Date: Fri 29-Mar-1996

Publication: Bee

Author: STEVEB

Quick Words:

home-garden-environment-house

Full Text:

HOME and GARDEN with photos

Is Your House A Friend To The Environment?

BY STEVE BIGHAM

Newtown residents Don and Donna Lococo began looking at homes in the Northeast

more than two years ago after both were transferred from Atlanta, Georgia.

They had their eyes open for a house in the country that provided a wide open

interior and bright sunshine. What they found at 27 Hi Barlow Road was all

that, and more.

The Lococo's contemporary home is unique. Set on a hillside in the southwest

part of town, the 1,500-square-foot house makes the most of its natural

surroundings.

"What we really liked about the house is that it's very open and very sunny,

and Newtown is just such a beautiful area," Mrs Lococo explained.

Built in 1982, the contemporary, complete with cathedral ceilings, features

both passive heating and cooling systems. Using a special 35-foot greenhouse,

the homes gets the maximum amount of use out of the sun. In the winter, heat

from the greenhouse is ventilated into the house and piped away from the house

in the summer.

While the south side of the house has plenty of windows and skylights, the

north side is actually underground, protecting the home from the cold arctic

winds that seem to find their way through most conventional windows and doors,

driving up heating costs. The Lococo's roof actually slopes down to the earth.

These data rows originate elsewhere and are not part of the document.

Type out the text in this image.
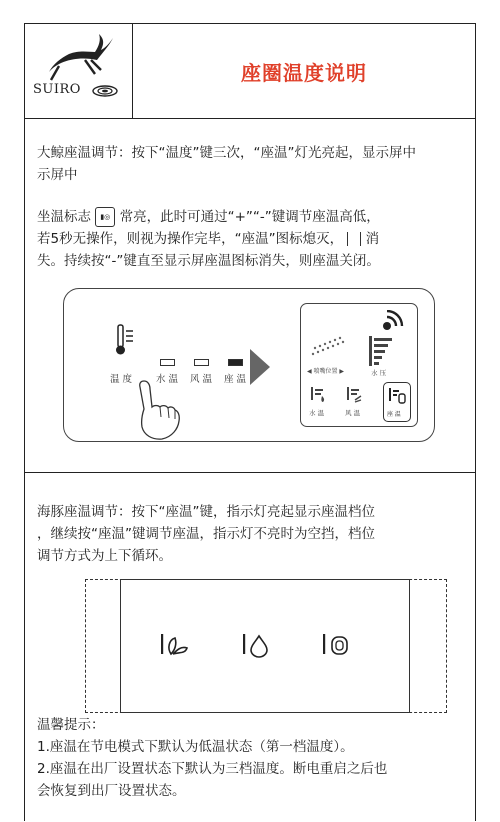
SUIRO
座圈温度说明
大鲸座温调节：按下“温度”键三次，“座温”灯光亮起，显示屏中
示屏中
坐温标志 ▮◎ 常亮，此时可通过“+”“-”键调节座温高低，
若5秒无操作，则视为操作完毕，“座温”图标熄灭， 消
失。持续按“-”键直至显示屏座温图标消失，则座温关闭。
温 度	水 温 风 温 座 温
◀ 喷嘴位置 ▶	水 压
座 温
水 温	风 温
海豚座温调节：按下“座温”键，指示灯亮起显示座温档位
，继续按“座温”键调节座温，指示灯不亮时为空挡，档位
调节方式为上下循环。
温馨提示：
1.座温在节电模式下默认为低温状态（第一档温度）。
2.座温在出厂设置状态下默认为三档温度。断电重启之后也
会恢复到出厂设置状态。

Though the thermal greenhouse is effective in heating the house from March to

December, it does not work as well in December, January and February, when the

days are short and the skies are gray with few glimpses of the sun,

"We moved into the house in 1993. We've had two spectacular winters during

that time period," Mrs Lococo explained.

There used to be electric heat in the house, but it has since been removed. In

its place, the Lococos have installed under-floor hydronic heating. Using

propane, water is heated, then run under the floor of the house, similar to a

radiator. The Lococos installed ceramic tile flooring to help hold in the

heat.

"It does well at taking us through the cold days," Mrs Lococo explained.

Hydronic heating was once featured on This Old House , the television home

improvement program on PBS.

The greenhouse's sole purpose is to control temperatures in the house; it

becomes too hot during the day to grow seedlings, according to the Lococos.

In the summer, the homeowners grow vines over the top of the greenhouse to

shut out the heat from the sun. The house is designed for maximum ventilation.

For cooling, the home features a 28-inch pump that runs 25 feet below the

house, where water is cooled to a constant 53 degrees.

The house was designed and built in 1982 by noted composer Vaclav Nelhybel who

intended to use the structure as his retirement home, but he opted to move out

of town, instead.

The Lococos, who moved to Newtown in 1993, say the house was well designed

with ceiling fans, effective cross ventilation and air-lock entry.

The homeowners say now that they've got the energy saving part of the house

down pat, they're looking at ways to recycle water.

"I guess once you get started you just want to keep going," Mrs Lococo joked.

Using The Sun

Several homes in Newtown feature solar paneling, an energy efficient system

that caught on in the late 1970s and early 80s.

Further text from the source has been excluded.